Fact check: GAO report gives misleading picture of federal incentives for wind

A recently commissioned Government Accountability Office (GAO) report was particularly unusual in singling out the wind industry, since numerous federal programs encourage all the various forms of energy.

Federal energy incentives are in place because it has always been in the public interest to ensure stable, low-priced energy, which in turn supports U.S. economic growth. With respect to wind, these policies have been working, as according to a 2012 report from Credit Suisse, current wind prices are affordable and competitive with all other forms of energy.

While the GAO report may provide useful sound bites for wind power opponents, only 16 of the 82 programs it tracked were solely for wind power. In fact, the majority of programs supported renewable energy or “other activities.”

Also, as the report itself points out, the vast majority of the value to wind developers is in a single policy, the Production Tax Credit (PTC)–a policy that is threatened with expiration every year or two. That uncertainty has seriously hampered the industry’s growth.

A fair evaluation of our federal energy incentives would require a broad comparison, with historic context. Fortunately, this comparison is already available, from both government reports and reliable independent sources.

According to the Congressional Research Service, for more than half a century, federal energy tax policy focused almost exclusively on increasing domestic oil and gas reserves and production. There were no tax incentives promoting renewable energy or energy efficiency. During that period, two major tax preferences were established for oil and gas.

Moreover, over the last 90 years, federal support for the fossil fuel industry has been far greater than for renewables. In fact, according to a study of historical incentives by the venture capital firm DBL Investors, the federal commitment to oil and gas was five times greater than for renewables during the first 15 years of each set of incentives. Government support totaling nearly $600 billion has been provided to bolster the production of conventional fossil energy sources, along with $73 billion for nuclear power, according to the Nuclear Energy Institute’s own tally.

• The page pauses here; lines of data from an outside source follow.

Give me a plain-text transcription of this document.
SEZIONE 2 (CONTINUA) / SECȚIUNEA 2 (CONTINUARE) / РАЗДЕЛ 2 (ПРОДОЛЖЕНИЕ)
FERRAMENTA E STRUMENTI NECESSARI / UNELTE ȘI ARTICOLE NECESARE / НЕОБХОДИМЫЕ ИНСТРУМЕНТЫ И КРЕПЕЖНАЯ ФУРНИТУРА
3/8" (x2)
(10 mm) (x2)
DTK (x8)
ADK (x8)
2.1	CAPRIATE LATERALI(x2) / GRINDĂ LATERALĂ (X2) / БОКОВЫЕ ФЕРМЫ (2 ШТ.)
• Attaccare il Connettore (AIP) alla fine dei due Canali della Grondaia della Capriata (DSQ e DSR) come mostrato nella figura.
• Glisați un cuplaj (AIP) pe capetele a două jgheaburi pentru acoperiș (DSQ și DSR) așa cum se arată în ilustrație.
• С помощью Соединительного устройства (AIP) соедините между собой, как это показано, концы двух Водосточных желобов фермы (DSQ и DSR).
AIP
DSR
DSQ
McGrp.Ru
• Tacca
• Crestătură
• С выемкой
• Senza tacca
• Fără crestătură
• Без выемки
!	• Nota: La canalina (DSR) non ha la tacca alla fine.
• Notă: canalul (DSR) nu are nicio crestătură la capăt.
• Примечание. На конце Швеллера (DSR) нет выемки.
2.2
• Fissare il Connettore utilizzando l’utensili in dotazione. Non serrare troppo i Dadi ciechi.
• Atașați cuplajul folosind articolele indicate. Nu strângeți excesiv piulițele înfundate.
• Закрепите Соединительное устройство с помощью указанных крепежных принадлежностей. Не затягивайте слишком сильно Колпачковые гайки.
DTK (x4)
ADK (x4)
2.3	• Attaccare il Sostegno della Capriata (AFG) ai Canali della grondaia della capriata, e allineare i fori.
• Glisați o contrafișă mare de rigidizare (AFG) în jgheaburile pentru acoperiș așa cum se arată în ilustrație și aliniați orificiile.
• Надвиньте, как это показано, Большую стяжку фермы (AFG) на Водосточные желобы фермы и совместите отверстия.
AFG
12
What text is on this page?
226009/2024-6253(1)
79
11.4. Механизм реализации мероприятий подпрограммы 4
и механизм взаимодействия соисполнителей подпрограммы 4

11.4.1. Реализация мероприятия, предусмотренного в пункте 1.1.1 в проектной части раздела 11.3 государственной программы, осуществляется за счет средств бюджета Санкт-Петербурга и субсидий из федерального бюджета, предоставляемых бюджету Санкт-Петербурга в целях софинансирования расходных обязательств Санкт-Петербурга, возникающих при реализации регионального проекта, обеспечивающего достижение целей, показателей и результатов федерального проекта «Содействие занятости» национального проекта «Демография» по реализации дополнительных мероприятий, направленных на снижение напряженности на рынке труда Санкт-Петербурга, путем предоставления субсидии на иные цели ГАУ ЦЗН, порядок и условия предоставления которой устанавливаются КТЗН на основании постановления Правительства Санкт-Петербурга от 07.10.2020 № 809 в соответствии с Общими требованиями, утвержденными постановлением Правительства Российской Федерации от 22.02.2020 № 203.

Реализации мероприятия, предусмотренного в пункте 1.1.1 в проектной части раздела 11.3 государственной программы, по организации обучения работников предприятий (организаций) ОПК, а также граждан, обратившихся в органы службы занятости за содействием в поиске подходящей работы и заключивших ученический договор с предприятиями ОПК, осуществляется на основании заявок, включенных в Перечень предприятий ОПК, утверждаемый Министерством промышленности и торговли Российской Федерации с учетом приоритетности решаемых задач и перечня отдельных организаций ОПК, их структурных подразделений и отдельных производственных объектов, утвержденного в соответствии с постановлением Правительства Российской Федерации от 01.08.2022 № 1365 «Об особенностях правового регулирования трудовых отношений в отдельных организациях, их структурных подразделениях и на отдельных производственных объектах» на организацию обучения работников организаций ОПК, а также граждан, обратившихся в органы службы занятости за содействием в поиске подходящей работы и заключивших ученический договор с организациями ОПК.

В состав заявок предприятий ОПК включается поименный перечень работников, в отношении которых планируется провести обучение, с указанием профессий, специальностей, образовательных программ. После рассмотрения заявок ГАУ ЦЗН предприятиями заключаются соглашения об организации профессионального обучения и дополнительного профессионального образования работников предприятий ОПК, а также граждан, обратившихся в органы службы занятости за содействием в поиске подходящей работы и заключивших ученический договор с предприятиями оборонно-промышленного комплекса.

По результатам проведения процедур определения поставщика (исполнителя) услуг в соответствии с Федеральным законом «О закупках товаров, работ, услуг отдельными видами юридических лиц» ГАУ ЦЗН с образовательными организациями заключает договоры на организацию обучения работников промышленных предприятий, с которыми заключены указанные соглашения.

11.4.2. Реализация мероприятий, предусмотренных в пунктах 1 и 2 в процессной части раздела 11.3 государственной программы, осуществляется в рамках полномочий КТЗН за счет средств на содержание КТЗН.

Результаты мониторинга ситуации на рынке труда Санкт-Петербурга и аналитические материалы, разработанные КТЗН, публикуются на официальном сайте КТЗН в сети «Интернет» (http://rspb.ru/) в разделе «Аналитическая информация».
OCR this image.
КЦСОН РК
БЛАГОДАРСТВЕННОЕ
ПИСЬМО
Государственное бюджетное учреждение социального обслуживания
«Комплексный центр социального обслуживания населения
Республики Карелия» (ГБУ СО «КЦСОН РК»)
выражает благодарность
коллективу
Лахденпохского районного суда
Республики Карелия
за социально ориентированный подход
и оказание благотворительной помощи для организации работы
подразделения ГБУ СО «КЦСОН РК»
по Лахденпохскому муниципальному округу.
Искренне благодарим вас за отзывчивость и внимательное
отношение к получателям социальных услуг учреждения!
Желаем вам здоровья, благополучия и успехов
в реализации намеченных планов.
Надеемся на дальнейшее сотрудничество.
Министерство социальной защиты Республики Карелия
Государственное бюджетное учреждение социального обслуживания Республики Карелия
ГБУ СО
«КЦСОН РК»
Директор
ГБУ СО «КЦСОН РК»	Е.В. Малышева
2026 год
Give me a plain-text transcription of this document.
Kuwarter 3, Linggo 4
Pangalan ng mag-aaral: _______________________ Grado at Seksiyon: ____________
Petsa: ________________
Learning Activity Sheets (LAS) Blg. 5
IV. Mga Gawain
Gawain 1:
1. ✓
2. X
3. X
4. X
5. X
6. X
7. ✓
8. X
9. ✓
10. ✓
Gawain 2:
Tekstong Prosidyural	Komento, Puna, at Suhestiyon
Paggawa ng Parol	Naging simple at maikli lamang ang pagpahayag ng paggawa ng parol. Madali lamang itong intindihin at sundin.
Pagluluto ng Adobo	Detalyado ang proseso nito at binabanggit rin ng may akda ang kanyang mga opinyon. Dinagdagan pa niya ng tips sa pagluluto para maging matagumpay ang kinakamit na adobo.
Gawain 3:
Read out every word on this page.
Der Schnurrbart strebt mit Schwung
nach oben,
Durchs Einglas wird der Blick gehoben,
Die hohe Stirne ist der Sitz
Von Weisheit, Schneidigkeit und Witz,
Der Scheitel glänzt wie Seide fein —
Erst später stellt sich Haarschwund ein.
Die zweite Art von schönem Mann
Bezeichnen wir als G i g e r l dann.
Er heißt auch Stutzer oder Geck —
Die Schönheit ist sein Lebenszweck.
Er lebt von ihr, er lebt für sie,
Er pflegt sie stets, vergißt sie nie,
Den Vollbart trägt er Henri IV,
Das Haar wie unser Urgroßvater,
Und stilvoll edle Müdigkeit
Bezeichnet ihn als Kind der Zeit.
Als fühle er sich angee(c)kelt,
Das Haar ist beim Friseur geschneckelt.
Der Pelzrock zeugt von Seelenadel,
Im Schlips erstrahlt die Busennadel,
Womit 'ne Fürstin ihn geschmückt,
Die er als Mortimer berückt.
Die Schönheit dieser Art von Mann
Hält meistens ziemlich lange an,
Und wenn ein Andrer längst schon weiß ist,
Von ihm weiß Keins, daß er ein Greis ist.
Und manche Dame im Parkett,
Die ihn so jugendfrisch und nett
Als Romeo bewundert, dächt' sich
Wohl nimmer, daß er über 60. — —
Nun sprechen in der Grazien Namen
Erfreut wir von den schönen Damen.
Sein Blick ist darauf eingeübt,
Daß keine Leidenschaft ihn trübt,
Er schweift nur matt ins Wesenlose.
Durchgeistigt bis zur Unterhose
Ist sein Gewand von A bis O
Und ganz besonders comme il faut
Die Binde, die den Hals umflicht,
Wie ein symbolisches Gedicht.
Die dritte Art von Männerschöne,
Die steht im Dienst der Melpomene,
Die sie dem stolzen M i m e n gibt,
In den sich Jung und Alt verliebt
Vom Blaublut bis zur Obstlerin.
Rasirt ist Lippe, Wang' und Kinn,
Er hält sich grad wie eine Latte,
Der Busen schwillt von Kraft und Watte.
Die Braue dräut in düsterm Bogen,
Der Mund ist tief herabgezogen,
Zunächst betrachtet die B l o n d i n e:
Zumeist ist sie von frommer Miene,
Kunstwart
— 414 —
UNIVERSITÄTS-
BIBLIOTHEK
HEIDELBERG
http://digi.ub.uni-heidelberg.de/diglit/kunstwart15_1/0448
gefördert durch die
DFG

Finally, according to a 2012 Congressional Budget Office report, only four major tax preferences are permanent – three for fossil fuels and one for nuclear energy.

Most in the wind industry would agree that predictable policies, not a lot of programs, are what this country needs to realize America’s full wind energy potential.

However, despite the lack of policy certainty for the PTC, American wind power is still working. The PTC has helped lower consumer costs, created new jobs, and has driven significant private sector investment.

Last year was a record year for wind power, as $25 billion in private investment led to wind power taking the top spot for new energy installation. Also, just last week an uptick in the entire Gross Domestic Product in the fourth quarter of last year was attributed in part to wind development.

As a result, the American wind power manufacturing chain now encompasses over 550 facilities across 44 states, and 75,000 Americans are employed by the wind industry. Wind power is making our electricity grid more reliable and robust, while protecting consumers from the often volatile global energy markets.

An all-of-the-above approach to energy policy has broad bipartisan support and our future energy security depends on incentivizing access to clean, homegrown energy sources.